It has been demonstrated that thyroid hormones increase the Na +/K+ ATPase activity in rat
liver, kidney and skeletal muscle (4,22,23). In contrast, enzyme activity was diminished in
RBCs (18,24). The exact mechanism responsible for the reduction in the number of RBC Na +
/K+ ATPase pumps in hyperthyroidism is still unknown.

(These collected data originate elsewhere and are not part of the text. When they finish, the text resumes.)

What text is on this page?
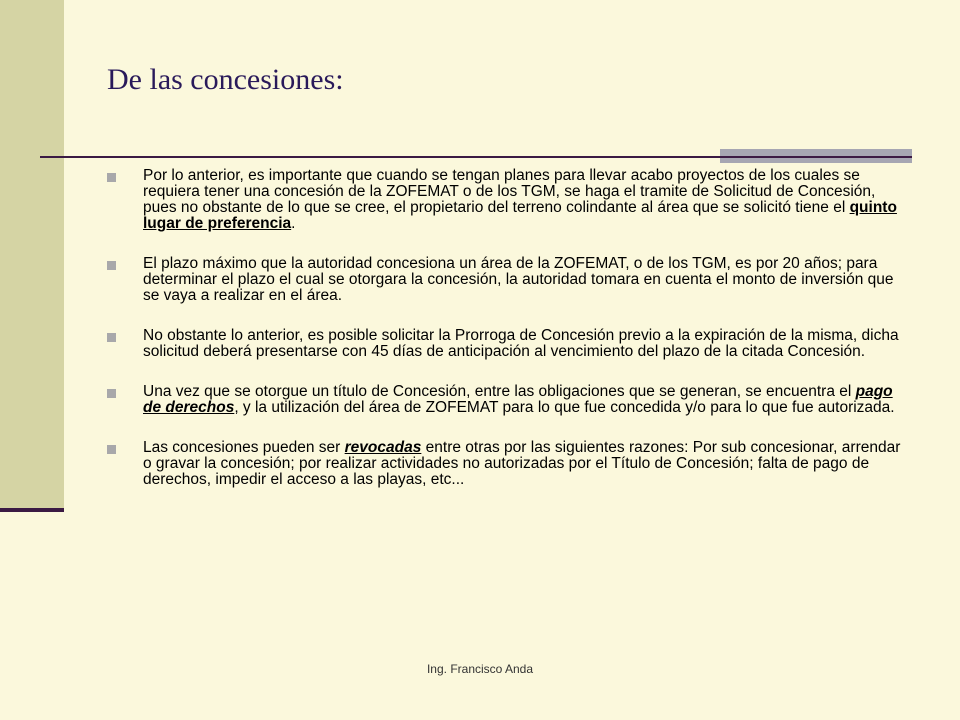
De las concesiones:
Por lo anterior, es importante que cuando se tengan planes para llevar acabo proyectos de los cuales se requiera tener una concesión de la ZOFEMAT o de los TGM, se haga el tramite de Solicitud de Concesión, pues no obstante de lo que se cree, el propietario del terreno colindante al área que se solicitó tiene el quinto lugar de preferencia.
El plazo máximo que la autoridad concesiona un área de la ZOFEMAT, o de los TGM, es por 20 años; para determinar el plazo el cual se otorgara la concesión, la autoridad tomara en cuenta el monto de inversión que se vaya a realizar en el área.
No obstante lo anterior, es posible solicitar la Prorroga de Concesión previo a la expiración de la misma, dicha solicitud deberá presentarse con 45 días de anticipación al vencimiento del plazo de la citada Concesión.
Una vez que se otorgue un título de Concesión, entre las obligaciones que se generan, se encuentra el pago de derechos, y la utilización del área de ZOFEMAT para lo que fue concedida y/o para lo que fue autorizada.
Las concesiones pueden ser revocadas entre otras por las siguientes razones: Por sub concesionar, arrendar o gravar la concesión; por realizar actividades no autorizadas por el Título de Concesión; falta de pago de derechos, impedir el acceso a las playas, etc...
Ing. Francisco Anda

Various possible mechanisms have been proposed to explain the decrease in Na +/K+
ATPase in erythrocytes. Rubython et al. (6) have suggested that thyroid hormones probably
inhibit the synthesis of the sodium pump during the maturation in the bone marrow. However,
this is unlikely as Aramunayam et al. have recently shown in a preliminary study that Na+ K+
ATPase activity of an erythroid cell line was stimulated by T 3 (25). Therefore, DeLuise and
Flier supported the hypothesis that the resultant change could be due to the degradation of
Na+ /K+ ATPase units in erythrocytes as thyroid hormones are known to accelerate
catabolism of cell protein (5). They have suggested that this degradation may occur in the
circulation during aging of the RBCs or during formation of the reticulocytes. According to the
results of this study, we think it is likely that the decreased erythrocyte Na+ /K+ ATPase
activity in hyperthyroidism may be due to an accelerated degradation of membrane proteins
Thyroid hormone exerts a thermogenic effect and increases oxygen consumption. Elevation
of the metabolic rate of rats made hyperthyroid by treatment with T3 is accompanied by
increased rates of hepatic O2 consumption, together with an enhanced microsomal oxidative
capacity and free radical activity. In addition, key antioxidant mechanisms including the
activity of superoxide dismutase and catalase as well as the total content of liver glutathione,
are depressed by T3 treatment (14).
Seven et al. (13) found that hyperthyroid patients were observed to have significantly higher
lipid peroxidation end product (TBARS) and antioxidant status parameters: glutathione,
glutathione peroxidase (GSH-Px) and CuZn superoxide dismutase (CuZnSOD) levels than
controls (13). They have suggested a selective modification of the antioxidative profile in
hyperthyroidism.
Previous studies have shown that GSH content of RBC’s are elevated (13,15) and liver
GSH levels are decreased (12,14) in subjects with hyperthyroidism, T 3 induces a marked
depletion of hepatic GSH, which can be ascribed mainly to a loss of GSH from the liver into
the sinusoidal space (14). In this study, GSH concentration in the blood was higher by 57% in
hyperthyroid rabbits than in controls.
Erythrocytes derive all their energy from the oxidation of glucose. Since RBC’s are nonnucleated and without mitochondria, the major route of glucose consumption is through the
anaerobic Embden-Meyerhoff pathway. Hexose monophosphate pathway metabolizes only
about 10% of total glucose uptake (3,11). G-6-P dehydrogenase, which is an enzyme of the
pentose phosphate pathway plays an important role. For this to occur, NADPH is also needed
for maintenance of reducing atmosphere in cells exposed to high concentrations of oxygen
radicals (9,10).
Our data agree with those by Nehal and Baquer (11) that both G-6-P dehydrogenase and
hexokinase increase in hyperthyroidism. However, the precise mechanism for the changes in
the activities of red cell enzymes stimulated by T 3 is yet to be understood, it is obvious that
thyroid hormones do have an overall effect on metabolism of responsive tissues and that their
effect is an indirect one.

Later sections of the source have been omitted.